Roman cities had both underground drains and open sewers served by gutters or trenches in the street. In Rome, the main underground drain of the city was the Cloaca Maxima, built in the sixth century BCE and eventually linked to other drains. Recent archaeological work suggests it was not primarily a way of getting rid of human waste, but instead served as a storm drain, removing excess rainwater from the streets. At street level, gutters collected rainwater and any other things lying in the street, which passed into the underground drains and then into the Tiber.

Open sewers were accessible to all the inhabitants of the city wanting to get rid of waste or rubbish. But because they were often not covered at all, people could fall into them; for example, Crates of Mallos fell down one in the Palatine quarter of Rome and broke his leg (Suetonius, On Grammarians, 2).

St John Chrysostom, an early Christian writer who was a priest in the city of Antioch in the fourth century CE, mentions the sewer cleaners (koprônai) who cleared these open sewers with poles or mattocks so they would not be blocked and overflow. The satirical poet Juvenal mentions men who took out the contracts to operate the public urinals (foricae) and suggests that, in the job market, this is about as low as you can go (3.38). In the first century CE, the Roman writer Pliny the Younger mentioned older convicts being used for this job, stating that ‘cleaning public baths and sewers, or repairing streets and highways’ were ‘the usual employment for men of this type’.

Chrysostom also describes the trenches in the street, which could easily be blocked up by straw, branches and rubbish.
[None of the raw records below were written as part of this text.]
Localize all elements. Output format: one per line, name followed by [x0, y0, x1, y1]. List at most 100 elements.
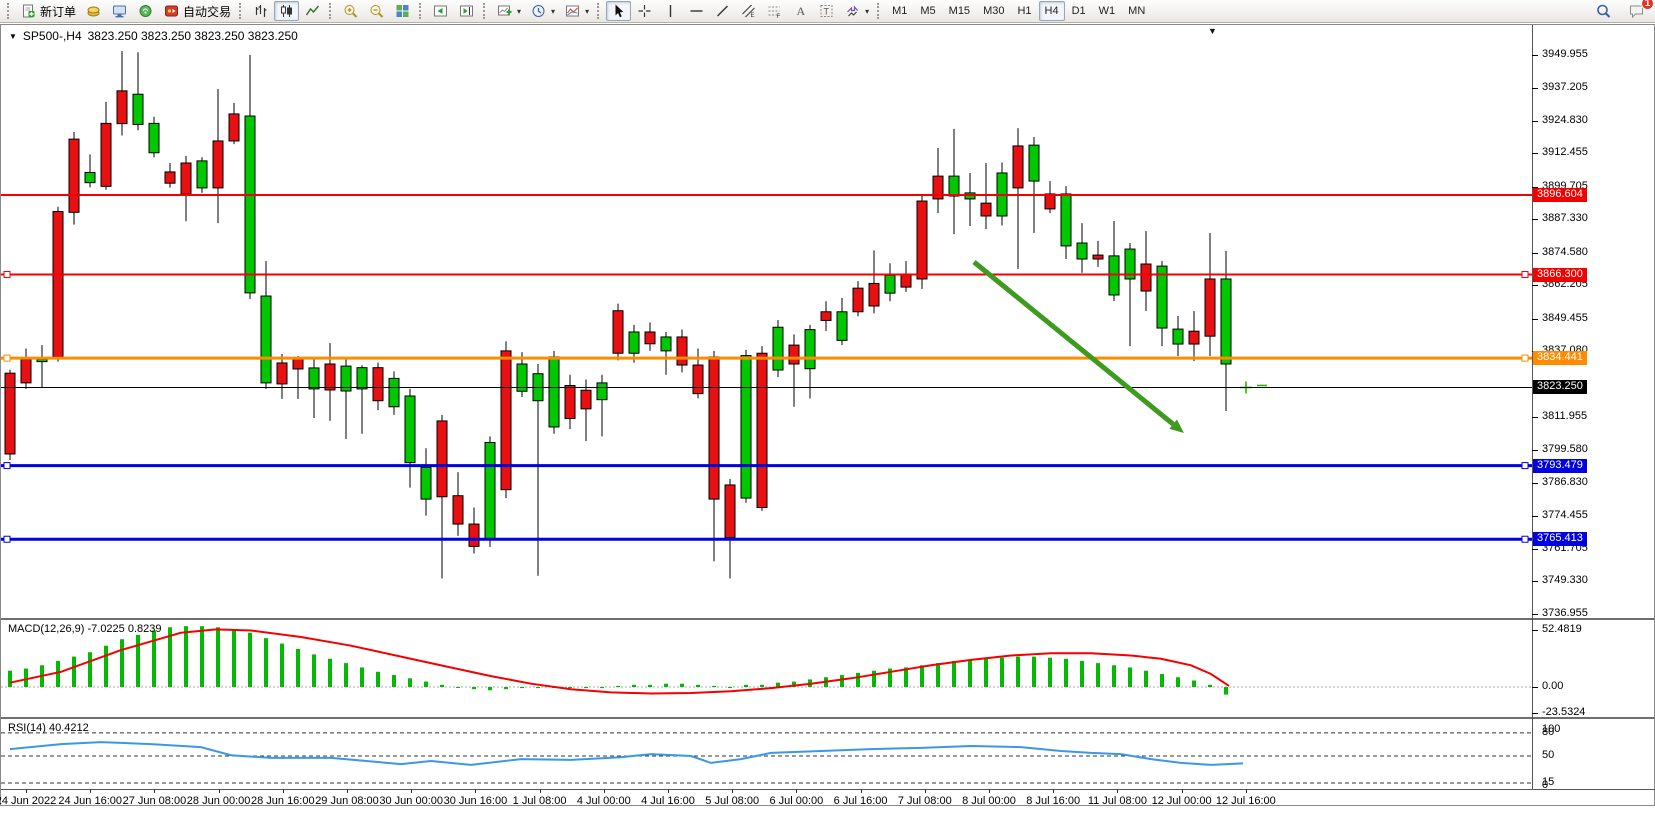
time-label[interactable]: 8 Jul 00:00	[962, 795, 1016, 807]
time-label[interactable]: 28 Jun 00:00	[186, 795, 251, 807]
hline-handle[interactable]	[1521, 535, 1529, 543]
hline-handle[interactable]	[3, 271, 11, 279]
timeframe-m1[interactable]: M1	[892, 5, 908, 17]
timeframe-h4[interactable]: H4	[1038, 1, 1065, 21]
timeframe-m15[interactable]: M15	[948, 5, 971, 17]
trendline-button[interactable]	[710, 1, 735, 21]
notification-badge: 1	[1641, 0, 1654, 10]
candle-chart-icon	[278, 3, 295, 19]
arrow-styles-button[interactable]: ▾	[840, 1, 873, 21]
rsi-level-label: 50	[1542, 749, 1555, 761]
zoom-out-button[interactable]	[364, 1, 389, 21]
time-label[interactable]: 30 Jun 16:00	[443, 795, 508, 807]
time-label[interactable]: 12 Jul 16:00	[1215, 795, 1276, 807]
time-label[interactable]: 24 Jun 2022	[0, 795, 57, 807]
cursor-button[interactable]	[606, 1, 632, 21]
price-tick-label: 3849.455	[1542, 311, 1588, 324]
time-label[interactable]: 29 Jun 08:00	[315, 795, 379, 807]
candle	[212, 140, 224, 189]
crosshair-button[interactable]	[632, 1, 657, 21]
toolbar-grip[interactable]	[597, 3, 602, 19]
candle	[1028, 144, 1040, 182]
crosshair-icon	[636, 3, 653, 19]
macd-name: MACD(12,26,9)	[8, 623, 85, 635]
terminal-button[interactable]	[107, 1, 132, 21]
hline-handle[interactable]	[3, 462, 11, 470]
macd-tick-label: -23.5324	[1542, 705, 1586, 718]
candle-chart-button[interactable]	[274, 1, 300, 21]
fibonacci-button[interactable]: F	[762, 1, 787, 21]
time-tick	[411, 789, 413, 793]
chevron-down-icon[interactable]: ▼	[9, 31, 17, 41]
toolbar-grip[interactable]	[419, 3, 424, 19]
new-chart-button[interactable]: ▾	[492, 1, 525, 21]
zoom-in-button[interactable]	[338, 1, 363, 21]
chart-shift-button[interactable]	[454, 1, 479, 21]
coins-button[interactable]	[81, 1, 106, 21]
hline-handle[interactable]	[1521, 462, 1529, 470]
autotrading-button[interactable]: 自动交易	[159, 1, 235, 21]
hline-handle[interactable]	[3, 535, 11, 543]
candle	[372, 367, 384, 402]
trend-arrow[interactable]	[972, 260, 1184, 433]
chart-window[interactable]: ▼ SP500-,H4 3823.250 3823.250 3823.250 3…	[0, 24, 1655, 807]
time-label[interactable]: 28 Jun 16:00	[250, 795, 315, 807]
time-label[interactable]: 5 Jul 08:00	[705, 795, 760, 807]
dropdown-arrow-icon[interactable]: ▾	[585, 6, 590, 16]
toolbar-grip[interactable]	[239, 3, 244, 19]
price-tick-label: 3736.955	[1542, 606, 1588, 619]
timeframe-mn[interactable]: MN	[1128, 5, 1146, 17]
dropdown-arrow-icon[interactable]: ▾	[551, 6, 556, 16]
time-label[interactable]: 12 Jul 00:00	[1151, 795, 1212, 807]
timeframe-h1[interactable]: H1	[1017, 5, 1032, 17]
time-label[interactable]: 1 Jul 08:00	[512, 795, 567, 807]
text-icon: A	[792, 3, 809, 19]
time-label[interactable]: 27 Jun 08:00	[122, 795, 187, 807]
time-label[interactable]: 4 Jul 00:00	[576, 795, 631, 807]
text-label-button[interactable]: T	[814, 1, 839, 21]
signal-button[interactable]	[133, 1, 158, 21]
tile-windows-button[interactable]	[390, 1, 415, 21]
time-label[interactable]: 11 Jul 08:00	[1087, 795, 1147, 807]
time-label[interactable]: 8 Jul 16:00	[1026, 795, 1081, 807]
timeframe-d1[interactable]: D1	[1071, 5, 1086, 17]
dropdown-arrow-icon[interactable]: ▾	[865, 6, 870, 16]
template-button[interactable]: ▾	[560, 1, 593, 21]
pane-separator[interactable]	[1, 618, 1655, 620]
equidistant-channel-button[interactable]: E	[736, 1, 761, 21]
dropdown-arrow-icon[interactable]: ▾	[517, 6, 522, 16]
search-button[interactable]	[1591, 1, 1616, 21]
toolbar-grip[interactable]	[7, 3, 12, 19]
timeframe-m30[interactable]: M30	[983, 5, 1005, 17]
hline-handle[interactable]	[1521, 354, 1529, 362]
hline-handle[interactable]	[1521, 271, 1529, 279]
time-label[interactable]: 6 Jul 16:00	[833, 795, 888, 807]
vertical-line-button[interactable]	[658, 1, 683, 21]
time-label[interactable]: 6 Jul 00:00	[769, 795, 824, 807]
toolbar-grip[interactable]	[483, 3, 488, 19]
text-label-icon: T	[818, 3, 835, 19]
hline-handle[interactable]	[3, 354, 11, 362]
time-tick	[603, 789, 605, 793]
rsi-label: RSI(14) 40.4212	[8, 722, 89, 734]
bar-chart-button[interactable]	[248, 1, 273, 21]
timeframe-m5[interactable]: M5	[920, 5, 936, 17]
toolbar-grip[interactable]	[877, 3, 882, 19]
chat-button[interactable]: 1	[1624, 0, 1654, 21]
chart-shift-marker[interactable]: ▼	[1208, 26, 1217, 36]
new-order-button[interactable]: 新订单	[16, 1, 80, 21]
clock-button[interactable]: ▾	[526, 1, 559, 21]
toolbar-grip[interactable]	[329, 3, 334, 19]
time-tick	[26, 789, 27, 793]
horizontal-line-button[interactable]	[684, 1, 709, 21]
time-label[interactable]: 4 Jul 16:00	[641, 795, 695, 807]
line-chart-button[interactable]	[300, 1, 325, 21]
time-label[interactable]: 30 Jun 00:00	[379, 795, 443, 807]
time-label[interactable]: 7 Jul 08:00	[897, 795, 952, 807]
text-button[interactable]: A	[788, 1, 813, 21]
pane-separator[interactable]	[1, 717, 1655, 719]
chart-autoscroll-button[interactable]	[428, 1, 453, 21]
timeframe-w1[interactable]: W1	[1098, 5, 1116, 17]
time-label[interactable]: 24 Jun 16:00	[58, 795, 122, 807]
new-chart-icon	[496, 3, 513, 19]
Where Cicero (as you saw in Section 1 Toilets and waste) compared the body’s architecture to that of a house, Chrysostom compared it to a city. He described the body, seeing the bowels as ‘sewers’ and suggesting they should be cleared out just like the sewers on the streets. His use of the language of ‘filth’ also served a rhetorical purpose – he represented Greco-Roman customs and wealthy people as ‘filthy’. He wrote that ‘the more luxuriously we live, the greater the stench we accumulate’. This applies to the mind as well as the body and, for Chrysostom, the role of the preacher is like that of a sewer flusher.

Those who lived in the Roman tenements would sometimes have a vat into which they could empty their chamber pots, or they could just empty them on a dung heap, or into an open sewer. Houses could also have a cesspit, a deep hole approximately three metres deep, into which they could throw anything. This was usually entirely separate from the sewer system, although home-owners were entitled to make a connection at their own expense. Certainly in Rome itself, there may have been some advantage in not being connected to the sewers. If your toilet was connected and the Tiber flooded, then the filth would all come back up into your house. In Pompeii, most houses had an individual toilet in or adjacent to the kitchen, unventilated, and opening on to porous rock which would at least allow the liquid waste to drain away.

One of the most striking stories from the ancient world concerning sewers comes from Aelian’s Nature of Animals (13.6). He tells the story of a giant octopus which would swim up a sewer to a cargo store and smash the storage jars to get access to the pickled fish. The merchants of the city couldn’t work out how this could happen when there was no sign of access by the doors, roof or walls. Only when a servant offered to stay in the store overnight to see who was doing this was the culprit identified!